Ha sido su modo mezquino de recordar que hoy se cumplen 2.557 días de la tragedia. Ha sido su manera vergonzosa de hacer “humana la política”, como decía Rita Barberá para justificar su apoyo al presunto delincuente Blasco.

Ella era la alcaldesa de una ciudad herida aquella mañana de verano en la que se intentó ocultar a 43 muertos para no ensuciar la visita del papa. Una visita que nos costó cara a los valencianos, no sólo económicamente.

Ella, la que ha ninguneado a los familiares, la que ha limpiado, forzada, un monolito vergonzante en su memoria, que se escondió en un parque, casi de tapadillo.

Produce dolor recordar cómo se cerró una investigación parlamentaria amañada en la que se ocultaron datos, se aleccionó a los comparecientes, se premió a los fieles y se amenazó a los disidentes.

Indigna comprobar cómo la jueza cerró la investigación judicial, en la que negó todo testimonio discrepante. Fue en Fallas, apenas días antes de las elecciones autonómicas para no perjudicar al partido responsable.

Desespera ver cómo la reabre tras la mayoría absoluta, para cerrarla de nuevo de modo exculpatorio. Se trataba, al parecer, de enterrar la memoria del desastre cuanto antes. Y sin responsables. Toda la culpa, al conductor muerto que no puede defenderse.

No todos aceptaron la infamia y una periodista del diario Levante, Laura Ballester, continuó investigando, mediando, ayudando a la verdad a salir a flote, escribiendo, apoyando a las víctimas. Porque cómo afirma, citando a Ryszard Kapuściński:

Los cínicos no sirven para este oficio.

Pero la verdad se escondía entre las líneas del periódico. Y apenas unas cuantas personas acompañaban en la Plaza de la Virgen a los familiares, cada día 3 de cada mes de los 84 que han pasado. La mayoría de los valencianos parecíamos dormidos.

Un programa de televisión de ámbito nacional consiguió lo que parecía imposible: que la sociedad valenciana se viera de una vez en el espejo. Su altavoz desveló nuevos datos estremecedores. Como que Cotino presionó a las víctimas. Y se consiguió que la Fiscalía esté investigando actualmente dos denuncias.

Supimos que la tragedia pudo haberse evitado con un gasto ridículo en balizas de 3.000 euros. Que se intentó comprar el silencio de familiares con chantajes viles, casi mafiosos, que desaparecieron pruebas.

Que se mintió respecto a accidentes previos, que se prohibió la palabra “tragedia”, que nos engañaron, que ofendieron el dolor de las familias, que no puede seguir el silencio.

Porque ante la falta de ética de los gobernantes está la dignidad de las personas, su derecho al duelo, su derecho a saber la verdad, el castigo de los responsables. Exigimos la desaparición fulminante de la política de los seres indignos que compraron el silencio, que pusieron por encima de sus ciudadanos su cargo, el dinero y los eventos que les pagaban las mismas familias ofendidas.
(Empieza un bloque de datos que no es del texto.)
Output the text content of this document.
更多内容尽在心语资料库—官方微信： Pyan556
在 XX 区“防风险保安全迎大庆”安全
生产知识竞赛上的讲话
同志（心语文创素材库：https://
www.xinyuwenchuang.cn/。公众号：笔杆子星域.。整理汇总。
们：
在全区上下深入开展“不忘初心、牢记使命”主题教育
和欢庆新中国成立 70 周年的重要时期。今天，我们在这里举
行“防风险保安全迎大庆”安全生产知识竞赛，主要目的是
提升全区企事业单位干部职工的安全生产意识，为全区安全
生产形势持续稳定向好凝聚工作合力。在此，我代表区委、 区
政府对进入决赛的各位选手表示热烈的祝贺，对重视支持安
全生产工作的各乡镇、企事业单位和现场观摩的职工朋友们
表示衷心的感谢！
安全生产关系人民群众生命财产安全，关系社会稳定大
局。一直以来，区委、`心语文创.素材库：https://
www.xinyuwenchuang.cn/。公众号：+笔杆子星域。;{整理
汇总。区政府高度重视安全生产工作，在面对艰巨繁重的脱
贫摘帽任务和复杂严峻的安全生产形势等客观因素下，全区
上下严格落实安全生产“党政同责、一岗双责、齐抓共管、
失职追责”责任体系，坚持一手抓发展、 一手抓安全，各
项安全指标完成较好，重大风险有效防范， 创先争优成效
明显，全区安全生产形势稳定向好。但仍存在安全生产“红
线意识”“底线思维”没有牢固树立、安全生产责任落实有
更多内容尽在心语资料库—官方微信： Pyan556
Nunca los recibió el entonces presidente Camps, que hasta intentó prohibir una obra de teatro en su memoria. Por suerte, no lo consiguió y ahora se vuelve a representar para que la memoria no cese.

El séptimo aniversario de la tragedia llega con esperanza. Aunque el PP siga solo, aislado, empecinado en su error. Sólo la investigación transparente, neutral y clara puede exculparlo, si no es responsable. Pero parece decidido a envolverse en la nube de la sospecha, a callar, a nadar contracorriente.

Olvida que la sociedad ha despertado. Que “se ha roto la losa del olvido”, como afirma la Presidenta de la Asociación de Víctimas. Que ya no están tan solos.

Hoy muchas personas acudirán a la Plaza de la Virgen. Para fundirse con ellos en un grito unánime de protesta por la ausencia de responsabilidades. Pero también para mantener viva la memoria de 43 personas que un día de verano de hace siete años vieron segadas sus vidas en el transporte público. Quizá por una negligencia intolerable, por falta de mantenimiento.

Estremece pensar que podríamos haber sido cualquiera de nosotros. Y nos preguntamos si  seguimos expuestos a riesgos innecesarios.

Ojalá hoy sea el último día en el que se grita justicia. Ojalá, de una vez por todas, los responsables de esta tragedia respondan por sus actos.